Alternatively, we could send the subdirectory separately, in xdata or
a new field.  Since the subdirectory probably has a 1:1 relationship
with a tenant ID, we could send that instead.  This avoids any
ambiguity inherent in parsing a single string into two fields, and
might map more naturally into the UI for specifying per-tenant access
controls.

> Server xlator will do the access-control checks based on if this ip
> has access for the subdir1 based on the configuration. If setvolume is
> successful, server xlator sends gfid of the '/subdir1' in the response
> for setvolume. Client xlator sends this in CHILD_UP notification. Fuse
> mount sets this gfid as root_gfid and does a resolution by sending
> lookup fop.

That is not sufficient.  Full multi-tenant separation requires that
the mapping of GFID1 be done on the server, not the client, and that
each tenant's inode table remain separate as well.  Otherwise it's too
easy for one tenant to give a GFID belonging to a different client and
have it accepted.  There are also issues that remain to be solved wrt
information that's stored on the actual brick root, such as DHT's
volume commit hash and some 'du' information.  (Thanks to Shyam for
pointing these out.)  Also, applying a per-tenant suffix too early
might confuse things like quota, or make their use less intuitive.
Instead, we could apply the suffix all the way down at storage/posix,
but we'd still need a way to get at the actual brick root for some of
those special cases.

> Some of the things we are not clear about:
> 1) Should acls be set based on paths/gfids of the directories?
> 2) If answer to 1) is based on paths, what should happen if the
> directories are renamed?

(3) What is the UX for granting/denying access to a particular
subdirectory for a particular tenant (and possibly over a particular
network)?  How is this same information stored internally?

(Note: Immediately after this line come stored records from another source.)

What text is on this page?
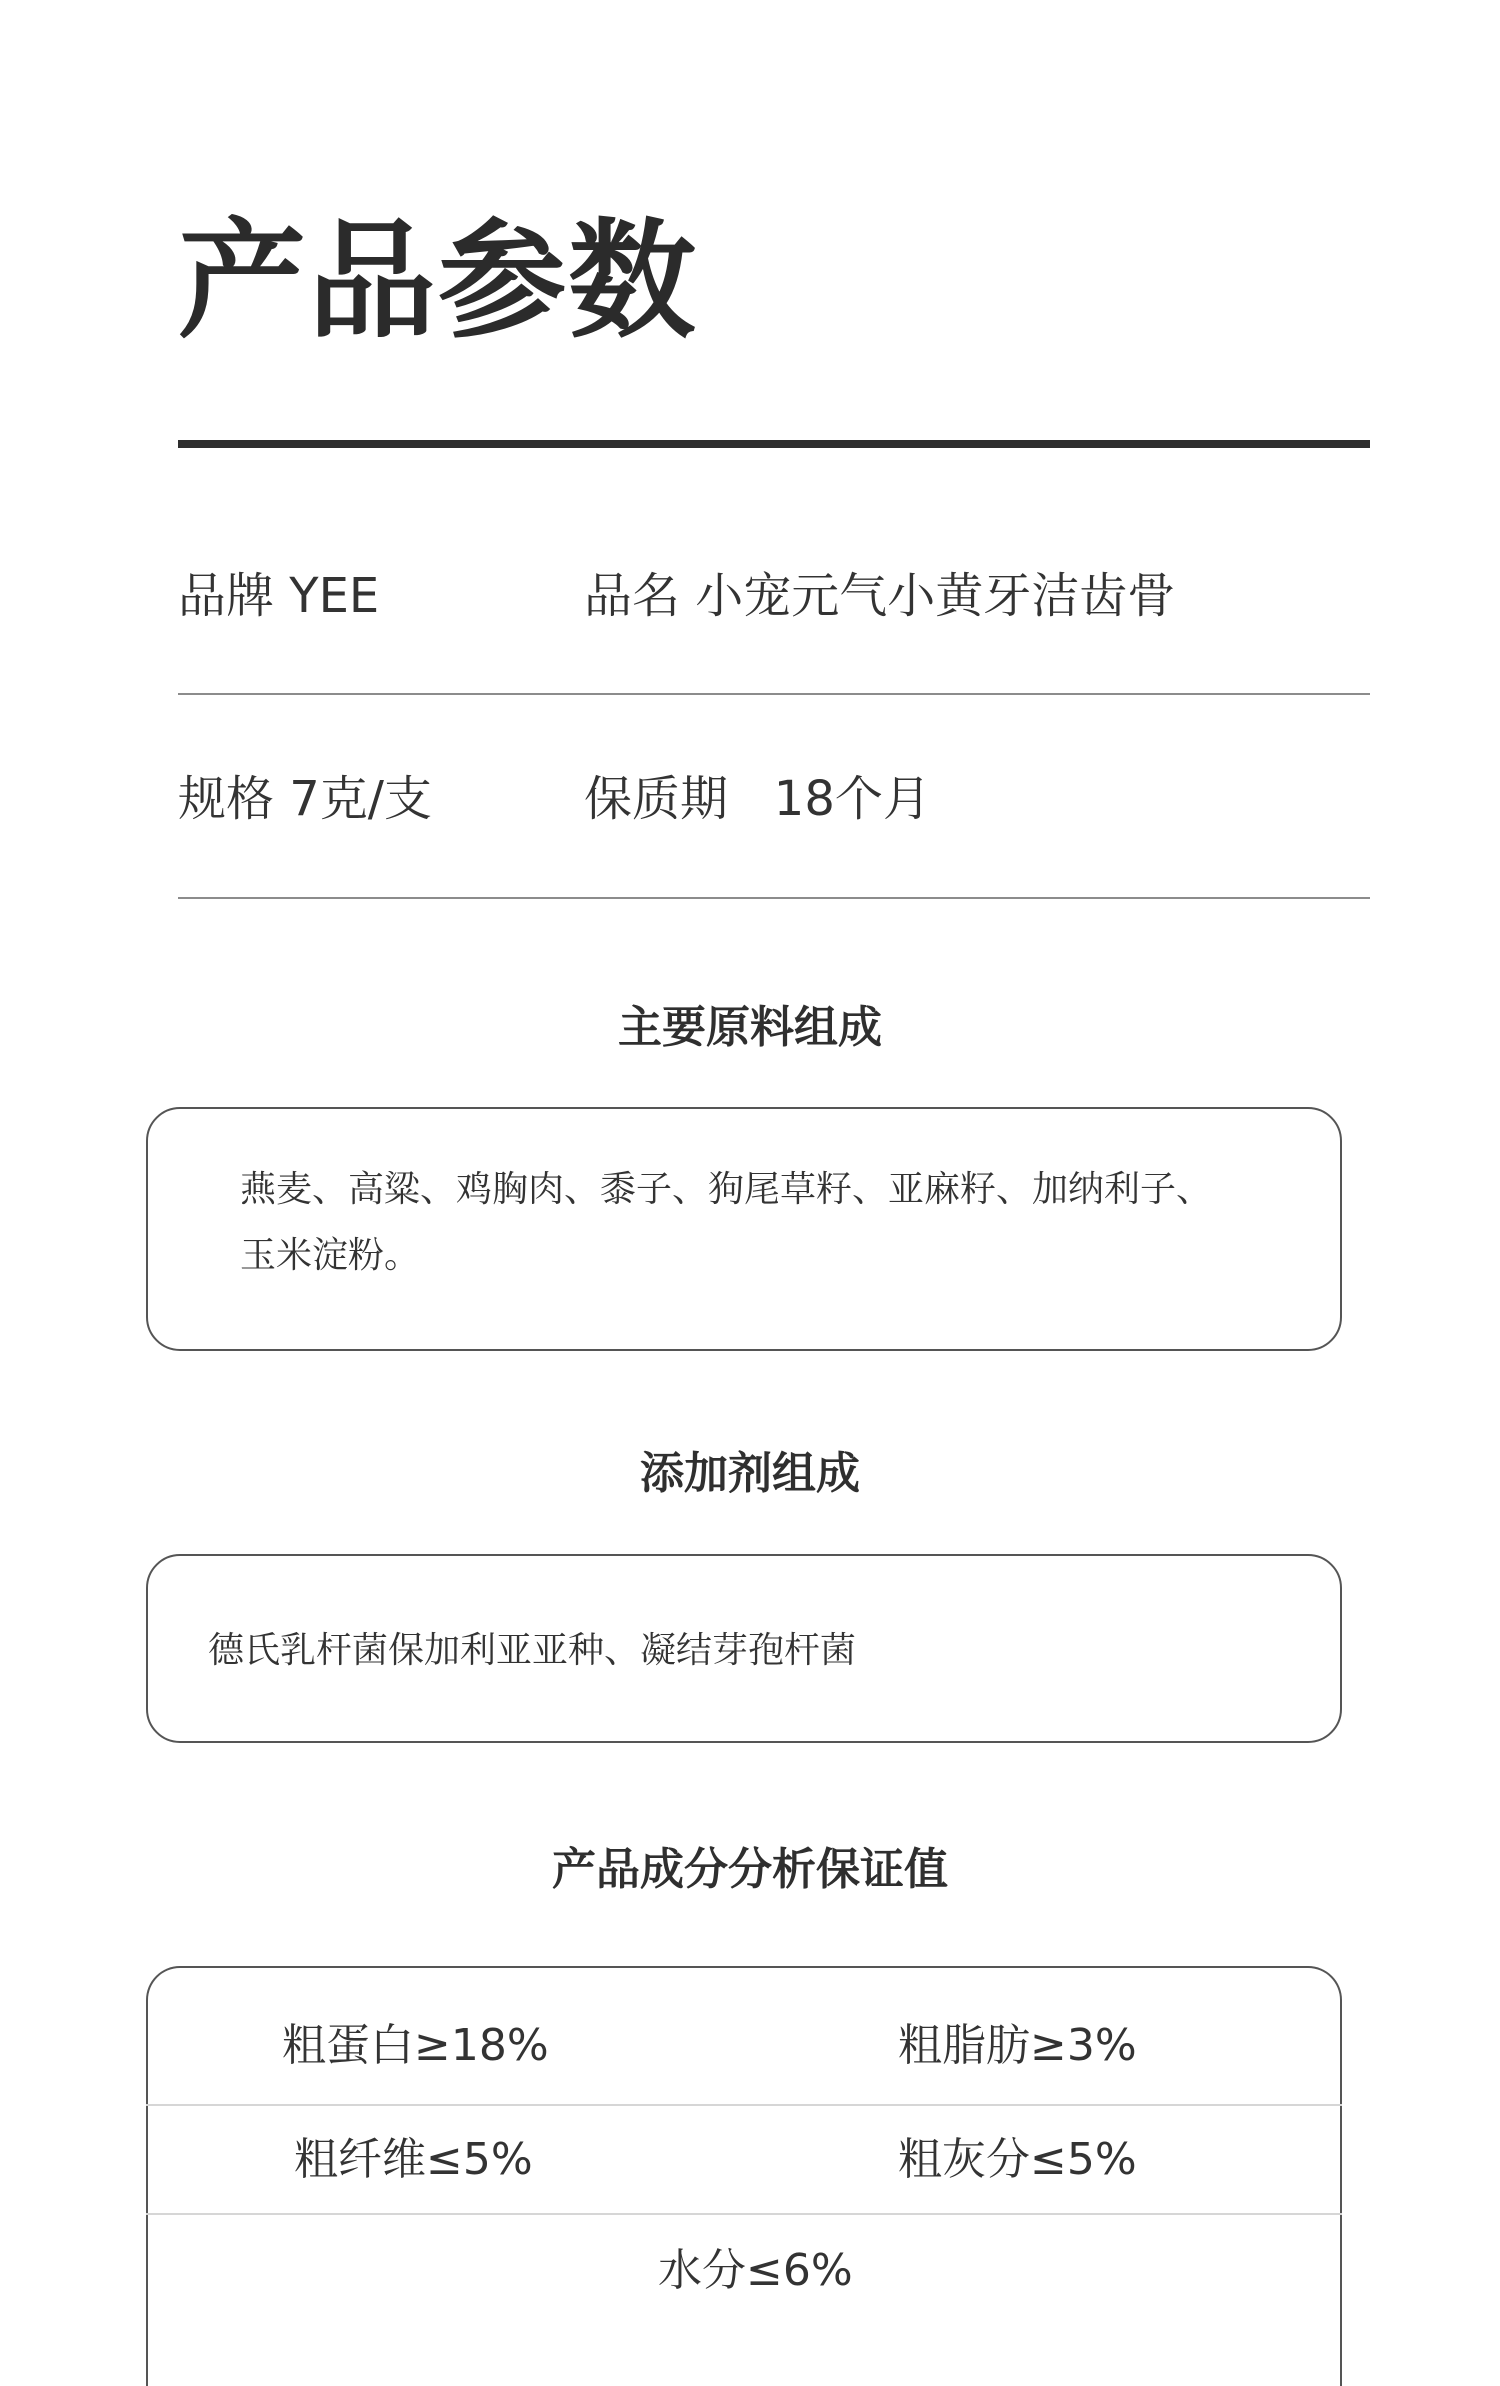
产品参数
品牌 YEE	品名 小宠元气小黄牙洁齿骨
规格 7克/支	保质期   18个月
主要原料组成
燕麦、高粱、鸡胸肉、黍子、狗尾草籽、亚麻籽、加纳利子、
玉米淀粉。
添加剂组成
德氏乳杆菌保加利亚亚种、凝结芽孢杆菌
产品成分分析保证值
粗蛋白≥18%	粗脂肪≥3%
粗纤维≤5%	粗灰分≤5%
水分≤6%
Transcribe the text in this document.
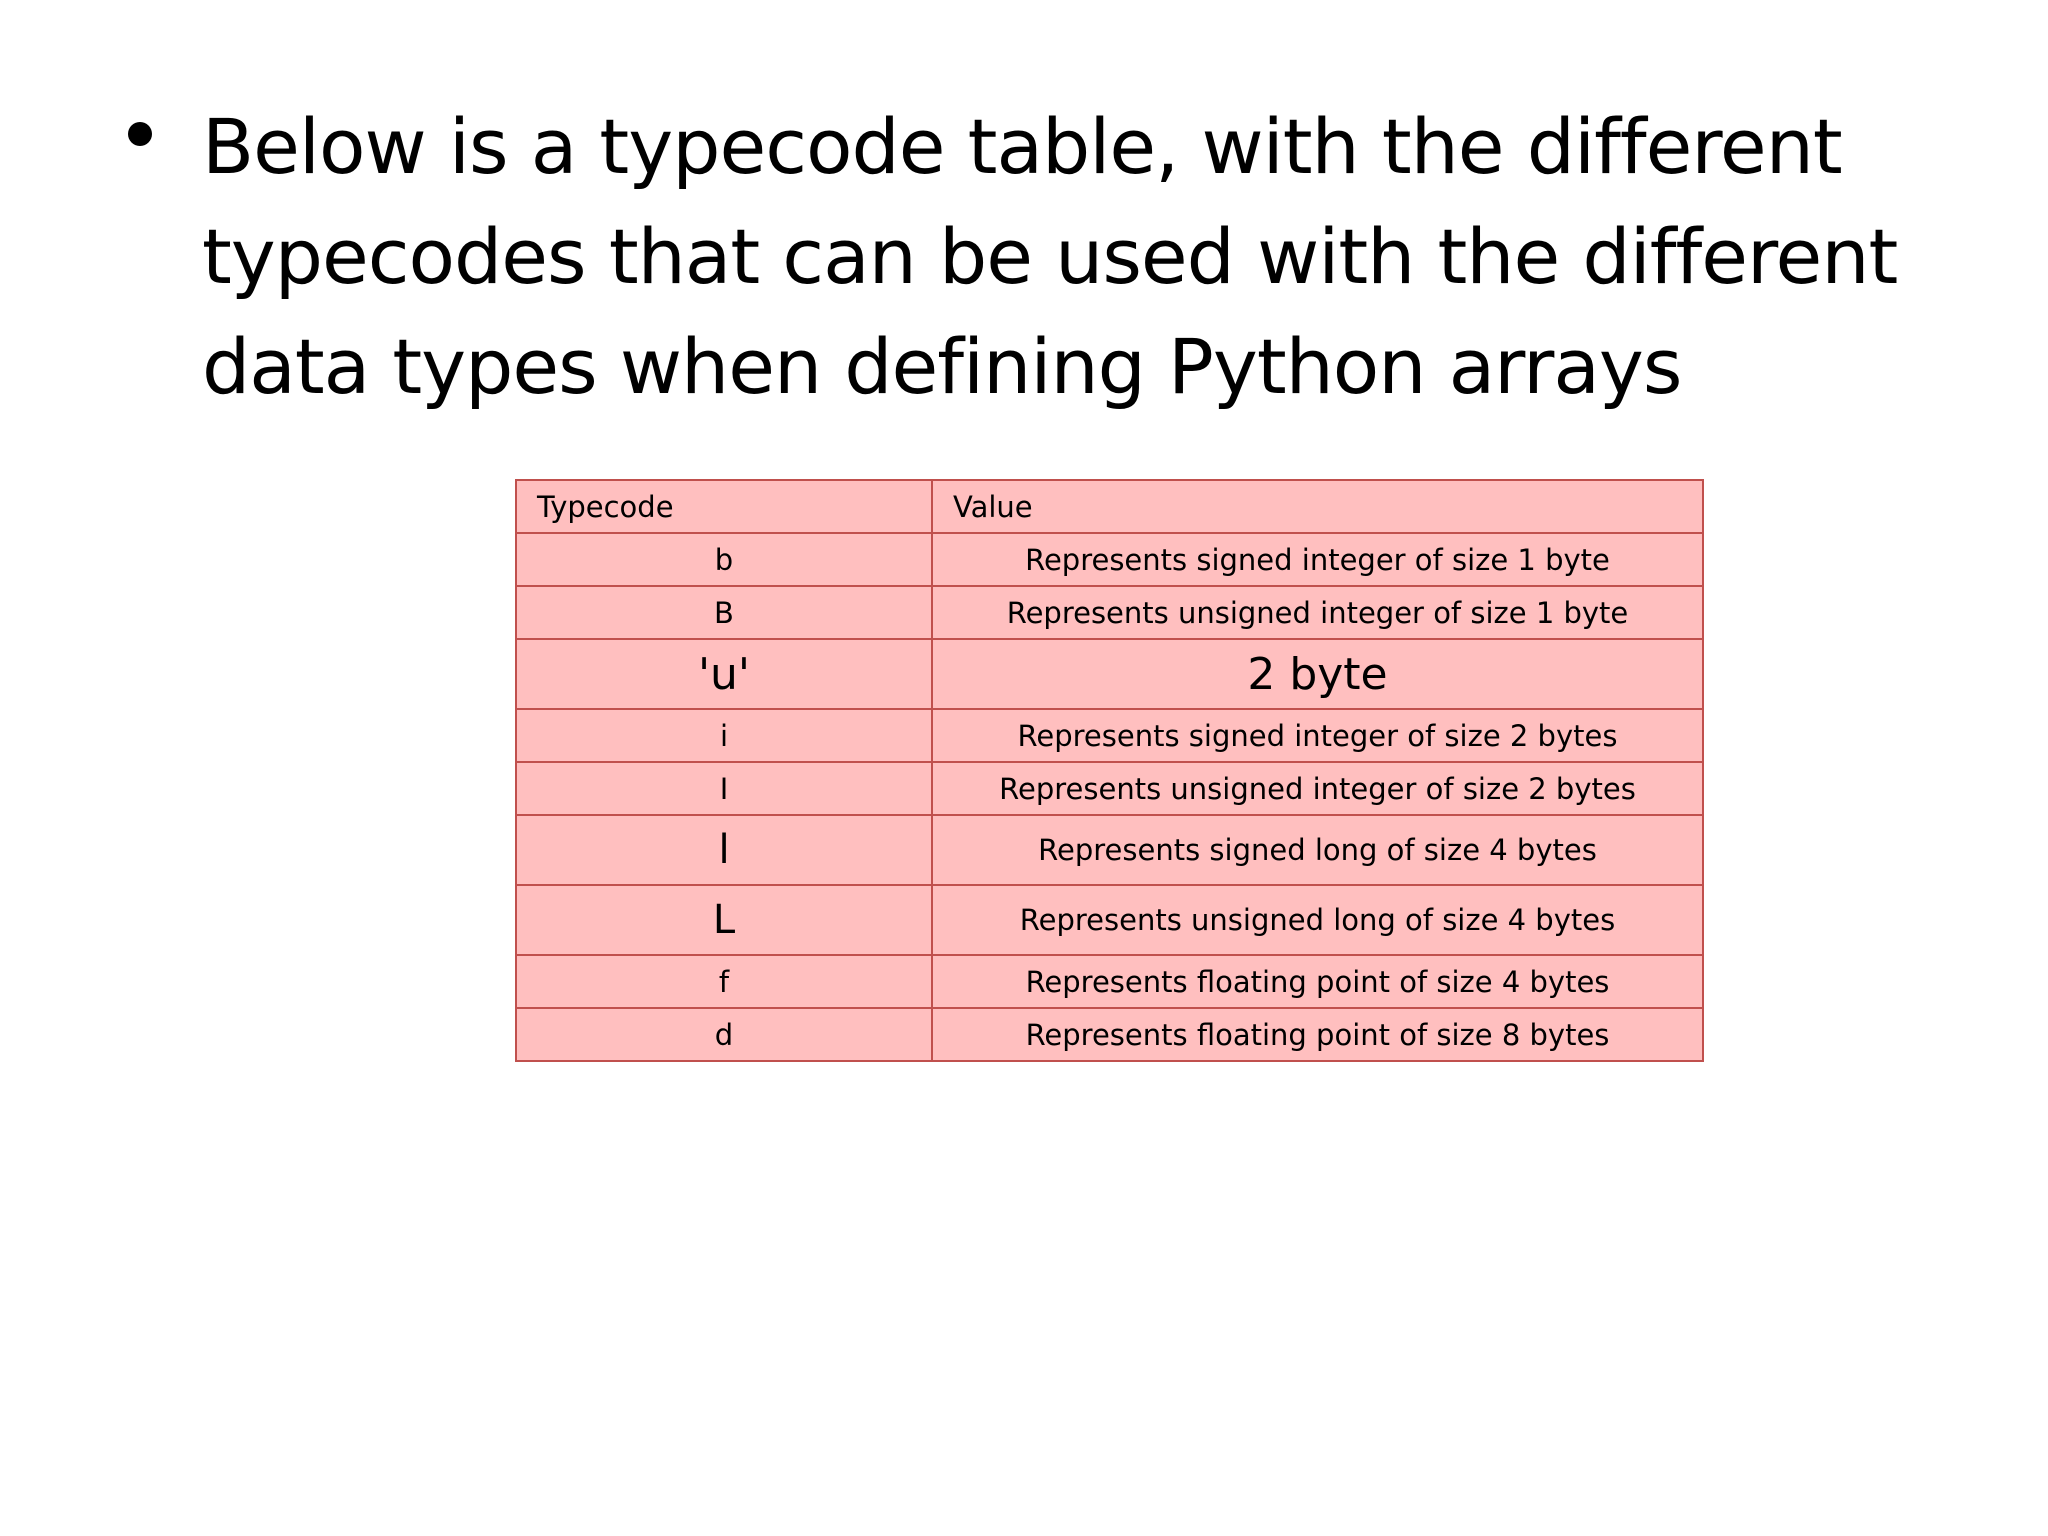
Below is a typecode table, with the different typecodes that can be used with the different data types when defining Python arrays
Typecode	Value
b	Represents signed integer of size 1 byte
B	Represents unsigned integer of size 1 byte
'u'	2 byte
i	Represents signed integer of size 2 bytes
I	Represents unsigned integer of size 2 bytes
l	Represents signed long of size 4 bytes
L	Represents unsigned long of size 4 bytes
f	Represents floating point of size 4 bytes
d	Represents floating point of size 8 bytes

(4) How do we avoid tenants in separate subdirectories interfering
with each other in other ways - e.g. DHT rebalance leading to I/O
starvation, snapshots introducing quiescence bubbles, pushing each
others' data out of a hot tier?  It's not strictly necessary to
solve all of these problems just to do subdirectory mounts, but
we need to think about them before we choose an approach that will
require rework or abandonment when we get to that next stage.